To był pierwszy i jedyny jak do tej pory Marsz Równości w Białymstoku. Drugi miał się odbyć w 2020 roku, ale plany organizatorów pokrzyżował koronawirus. Zaczynając od samego początku. Dlaczego w 2019 roku zorganizowano Marsz Równości?
- Cele i założenia marszu to nie tylko przeciwdziałanie dyskryminacji ze względu na tożsamość i orientację seksualną, ale także wyraz solidarności z osobami LGBT plus oraz walka o prawa człowieka - jeszcze przed wydarzeniem zapowiadali organizatorzy, stowarzyszenie Tęczowy Białystok.
Uczestnicy I Marszu Równości zebrali się na placu Niezależnego Zrzeszenia Studentów, gdzie wcześniej spotkali się kibice oraz środowiska sprzeciwiające się organizacji parady.

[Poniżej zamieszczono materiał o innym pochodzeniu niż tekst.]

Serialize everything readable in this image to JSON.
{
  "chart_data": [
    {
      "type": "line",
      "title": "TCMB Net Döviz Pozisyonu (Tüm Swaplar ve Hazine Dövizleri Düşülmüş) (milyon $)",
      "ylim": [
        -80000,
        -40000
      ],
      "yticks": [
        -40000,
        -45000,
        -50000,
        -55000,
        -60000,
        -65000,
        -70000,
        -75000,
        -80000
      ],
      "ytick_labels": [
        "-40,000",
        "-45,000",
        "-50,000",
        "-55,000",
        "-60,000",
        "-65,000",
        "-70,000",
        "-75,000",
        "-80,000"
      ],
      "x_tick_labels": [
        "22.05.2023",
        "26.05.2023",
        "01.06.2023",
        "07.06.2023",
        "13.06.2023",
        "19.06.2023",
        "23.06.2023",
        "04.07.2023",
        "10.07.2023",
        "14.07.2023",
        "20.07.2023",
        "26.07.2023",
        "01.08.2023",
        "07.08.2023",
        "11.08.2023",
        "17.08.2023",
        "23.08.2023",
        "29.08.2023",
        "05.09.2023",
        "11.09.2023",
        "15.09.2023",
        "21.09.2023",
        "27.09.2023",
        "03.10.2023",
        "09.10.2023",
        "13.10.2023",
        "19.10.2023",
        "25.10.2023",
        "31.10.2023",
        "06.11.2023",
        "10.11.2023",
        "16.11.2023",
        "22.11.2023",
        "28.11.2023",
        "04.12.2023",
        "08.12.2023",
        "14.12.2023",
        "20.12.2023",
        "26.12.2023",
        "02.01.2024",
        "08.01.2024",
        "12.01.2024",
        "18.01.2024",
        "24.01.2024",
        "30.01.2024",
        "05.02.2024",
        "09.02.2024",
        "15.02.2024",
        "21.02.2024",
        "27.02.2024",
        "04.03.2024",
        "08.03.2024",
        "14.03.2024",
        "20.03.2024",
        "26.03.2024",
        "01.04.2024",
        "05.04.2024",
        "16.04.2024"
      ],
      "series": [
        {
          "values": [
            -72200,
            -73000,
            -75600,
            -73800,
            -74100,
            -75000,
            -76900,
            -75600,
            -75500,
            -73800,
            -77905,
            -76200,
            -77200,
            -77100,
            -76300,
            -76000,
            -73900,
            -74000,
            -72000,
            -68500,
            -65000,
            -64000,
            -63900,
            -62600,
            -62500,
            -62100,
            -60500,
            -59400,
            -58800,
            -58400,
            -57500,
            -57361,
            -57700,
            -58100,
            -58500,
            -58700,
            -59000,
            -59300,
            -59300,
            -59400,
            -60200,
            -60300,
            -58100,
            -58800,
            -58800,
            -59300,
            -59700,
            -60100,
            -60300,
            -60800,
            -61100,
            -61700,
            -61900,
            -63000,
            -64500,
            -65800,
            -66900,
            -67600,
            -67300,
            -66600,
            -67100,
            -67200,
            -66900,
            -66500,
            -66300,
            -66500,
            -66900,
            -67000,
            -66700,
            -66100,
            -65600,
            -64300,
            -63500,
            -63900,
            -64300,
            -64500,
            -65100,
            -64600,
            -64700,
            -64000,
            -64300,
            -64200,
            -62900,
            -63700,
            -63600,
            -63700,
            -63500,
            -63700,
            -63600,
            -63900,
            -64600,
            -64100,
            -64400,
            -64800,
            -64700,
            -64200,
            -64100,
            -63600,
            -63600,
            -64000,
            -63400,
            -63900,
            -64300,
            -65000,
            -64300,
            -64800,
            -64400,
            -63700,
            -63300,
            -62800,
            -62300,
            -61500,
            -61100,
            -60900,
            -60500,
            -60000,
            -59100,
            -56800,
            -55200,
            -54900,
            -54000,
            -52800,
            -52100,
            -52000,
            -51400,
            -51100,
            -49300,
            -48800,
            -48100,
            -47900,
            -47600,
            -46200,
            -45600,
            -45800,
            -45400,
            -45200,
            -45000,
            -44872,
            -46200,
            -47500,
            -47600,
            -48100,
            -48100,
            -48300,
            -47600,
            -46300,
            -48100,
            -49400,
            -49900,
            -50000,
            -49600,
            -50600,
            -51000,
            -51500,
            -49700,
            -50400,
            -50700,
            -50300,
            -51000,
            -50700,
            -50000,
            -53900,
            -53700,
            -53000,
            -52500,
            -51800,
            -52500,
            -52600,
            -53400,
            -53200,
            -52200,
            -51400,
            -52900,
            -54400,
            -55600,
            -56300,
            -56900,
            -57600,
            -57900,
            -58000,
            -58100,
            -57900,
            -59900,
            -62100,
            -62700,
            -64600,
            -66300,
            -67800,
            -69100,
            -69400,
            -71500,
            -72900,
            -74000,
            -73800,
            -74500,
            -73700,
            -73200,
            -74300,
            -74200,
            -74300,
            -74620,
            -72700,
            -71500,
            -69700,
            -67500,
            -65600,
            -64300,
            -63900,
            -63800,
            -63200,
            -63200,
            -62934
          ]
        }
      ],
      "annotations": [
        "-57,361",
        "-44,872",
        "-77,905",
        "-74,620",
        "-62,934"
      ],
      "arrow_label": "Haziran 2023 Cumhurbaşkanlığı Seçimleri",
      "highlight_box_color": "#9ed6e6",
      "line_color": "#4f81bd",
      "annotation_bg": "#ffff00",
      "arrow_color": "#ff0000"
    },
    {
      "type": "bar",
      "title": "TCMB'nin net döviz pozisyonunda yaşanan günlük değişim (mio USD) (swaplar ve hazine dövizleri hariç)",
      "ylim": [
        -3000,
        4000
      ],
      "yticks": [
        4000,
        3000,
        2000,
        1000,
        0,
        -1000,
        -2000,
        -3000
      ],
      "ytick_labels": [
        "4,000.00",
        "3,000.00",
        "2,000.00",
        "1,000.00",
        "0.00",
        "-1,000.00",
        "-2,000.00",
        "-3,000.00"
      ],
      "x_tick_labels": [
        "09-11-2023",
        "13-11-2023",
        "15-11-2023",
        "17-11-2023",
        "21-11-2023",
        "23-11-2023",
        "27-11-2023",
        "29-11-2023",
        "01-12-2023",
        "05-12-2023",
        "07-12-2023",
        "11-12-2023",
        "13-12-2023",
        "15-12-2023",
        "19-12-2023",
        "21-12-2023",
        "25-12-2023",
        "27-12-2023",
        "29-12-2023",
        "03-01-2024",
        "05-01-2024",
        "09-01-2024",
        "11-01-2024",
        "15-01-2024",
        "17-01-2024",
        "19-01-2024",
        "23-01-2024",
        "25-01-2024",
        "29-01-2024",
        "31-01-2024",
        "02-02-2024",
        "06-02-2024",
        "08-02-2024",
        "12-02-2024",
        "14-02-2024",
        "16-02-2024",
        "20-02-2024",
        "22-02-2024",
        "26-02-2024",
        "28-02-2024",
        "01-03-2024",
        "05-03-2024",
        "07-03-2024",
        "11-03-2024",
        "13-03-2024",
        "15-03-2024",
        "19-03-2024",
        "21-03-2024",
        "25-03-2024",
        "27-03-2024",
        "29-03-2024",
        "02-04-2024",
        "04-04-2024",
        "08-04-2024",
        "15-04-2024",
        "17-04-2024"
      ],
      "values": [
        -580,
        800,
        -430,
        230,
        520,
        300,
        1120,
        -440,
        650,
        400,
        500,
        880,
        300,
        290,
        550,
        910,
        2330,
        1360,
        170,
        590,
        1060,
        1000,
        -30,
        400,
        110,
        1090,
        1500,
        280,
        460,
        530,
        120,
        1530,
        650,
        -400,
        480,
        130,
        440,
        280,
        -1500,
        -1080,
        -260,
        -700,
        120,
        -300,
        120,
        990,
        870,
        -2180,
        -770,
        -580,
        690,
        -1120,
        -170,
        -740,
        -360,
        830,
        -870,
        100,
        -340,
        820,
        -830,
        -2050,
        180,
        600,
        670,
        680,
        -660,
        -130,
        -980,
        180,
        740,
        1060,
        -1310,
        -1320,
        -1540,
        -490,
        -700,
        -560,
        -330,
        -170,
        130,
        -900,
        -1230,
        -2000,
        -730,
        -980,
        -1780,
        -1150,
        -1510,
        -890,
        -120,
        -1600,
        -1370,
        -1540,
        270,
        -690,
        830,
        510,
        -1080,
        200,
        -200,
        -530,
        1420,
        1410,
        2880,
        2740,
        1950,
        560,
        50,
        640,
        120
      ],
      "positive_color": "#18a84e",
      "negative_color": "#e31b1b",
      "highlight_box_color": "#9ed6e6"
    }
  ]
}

Uczestników marszu zabezpieczał kordon policjantów. Sytuację z góry śledził śmigłowiec Straży Granicznej. W pewnym momencie zaczęły wybuchać petardy. Kontrmanifestanci wznosili wulgarne okrzyki w stronę zgromadzonych na placu ludzi. Ktoś wyrwał flagę LGBT. Policjanci natychmiast zatrzymali sprawcę.
Już na początku marszu policja musiała użyć gazu pieprzowego wobec kilkunastu osób próbujących zablokować paradę. Obok uczestników Marszu Równości, po chodniku, szli jego przeciwnicy. Obie grupy oddzielał kordon policjantów. W stronę uczestników parady leciały petardy oraz plastikowe butelki. Dwa razy organizatorzy musieli zmieniać trasę przemarszu. Najpoważniejsza sytuacja, jeśli chodzi o względy bezpieczeństwa, miała miejsce na wysokości katedry. W stronę funkcjonariuszy poleciały butelki, petardy, kamienie i kostka brukowa. Pod jednym z radiowozów znalazła się flara. Policjanci odpowiedzieli gazem pieprzowym i rozpędzili osoby blokujące ulicę.
Wideo z tego zdarzenia znajduje się poniżej.
Dwa dni później prezydent Białegostoku wydał oświadczenie, w którym czytamy m.in.:
"W imieniu samorządu miejskiego pragnę wyrazić swoje oburzenie wydarzeniami, do których doszło 20 lipca 2019 r. w związku z odbywającym się w Białymstoku Marszem Równości. Uczestnicy legalnego marszu zostali zaatakowani przez zorganizowane grupy, w związku z czym kilkadziesiąt osób zostało poszkodowanych. Na tego rodzaju ekscesy nie może być zgody; przemoc i pogarda w żadnym wypadku nie mogą być akceptowane ani usprawiedliwiane."